The other issue I wish to raise is the Haddington Road agreement. Will the Minister confirm that former Ministers and taoisigh are to get an increase in their pensions under this agreement as part of a side deal agreed by the Minister for Public Expenditure and Reform, Deputy Howlin? Last week, the Fine Gael and Labour parties voted in favour of taking money out of the pockets of lone parents and today the Dáil will debate the civil debt Bill, which allows money to be taken out of wages, welfare payments and pensions to pay for water charges and other utility bills. Meanwhile, Dublin City Council is facing a shortfall of €18.5 million for tackling the homelessness problem and will run out of money in October. A total of 67 families were made homeless in Dublin in May and 65 were made homeless in June, while there are over 1,000 homeless children. The House should consider this in the context of the new pension agreements for Ministers and former Ministers and taoisigh and the Minister's claim that he cannot prevent it.
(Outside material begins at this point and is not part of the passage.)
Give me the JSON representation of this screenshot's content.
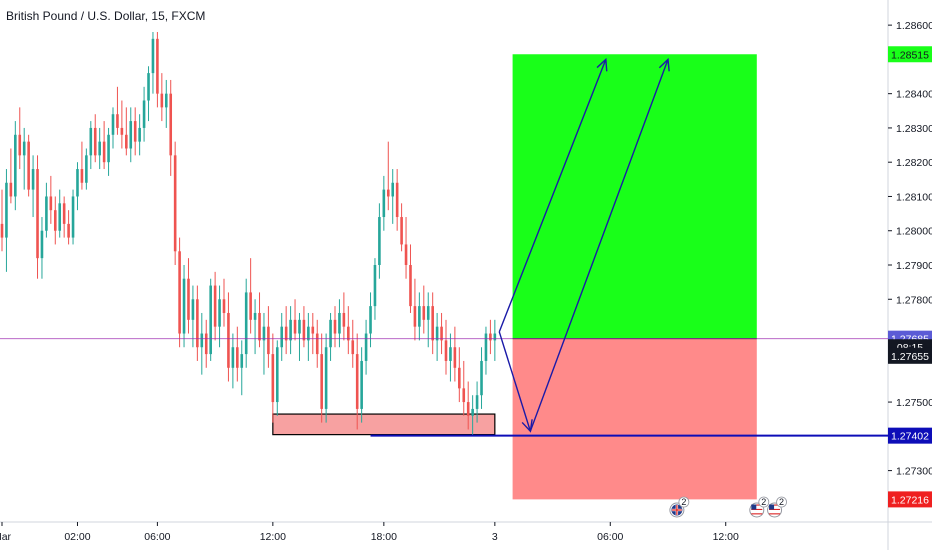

Will the Minister accept that significantly increasing pensions for politicians is entirely unacceptable? Has any of this been equality proofed? Will the Government take whatever steps are appropriate to reverse this situation?

On the first question, the Minister for Finance and the Taoiseach are in Brussels today and there will be an opportunity for discussion on the Greek crisis. Following the referendum we know what the Greek public is against, but what we now must know is what the Greek Government is for.

Economic growth.

Having looked at this issue for a long period, we must have a viable strategy to restore growth for the Greek people. The Greek people need to see credible proposals.

Could we have a debate on that?

When the Taoiseach returns following those discussions, I hope there will be an opportunity for a debate on the Greek issue. We wait to hear what the Greek Government will put forward. Both the Taoiseach and the Minister for Finance are clearly open to hearing proposals. Ireland has a good record in the approach it took. We managed to get debt relief through longer maturities and lower interest rates. That saved the Irish taxpayer a large sum of money and gave us the space to have a growth strategy which has got 100,000 people back to work. There is capacity to manage a deal, but a deal must be agreed with the partners. There must be a strategy with which everybody agrees and I hope today offers an opportunity to make progress on that.

On the second question, there was no side deal in respect of politicians. The Deputy should look at the Government's track record. On every occasion the Minister, Deputy Howlin, and the Government have made decisions to reduce payments to politicians, to reduce pensions and special payments and to give up severance payments that applied to politicians in the past. The approach to this deal has been the same.

Why have pensions been increased?

The significant percentage increases are being provided to people on lower pay and lower pensions. That is the approach.

The package, which relates to legislation introduced under emergency powers, must provide some relief for everyone affected, regardless of their position in the pay schedule.

Change the legislation.

One cannot decide in legislation to remove the pension rights of certain individuals as compared to others.

Disability services can be cut.

Everything must be done in a proportionate manner, one which applies to all equally. That is the approach the Minister has taken and, in doing so, he has insisted that the lowest benefit will be available to the highest paid.

Ministers gain more.

The House should support that approach.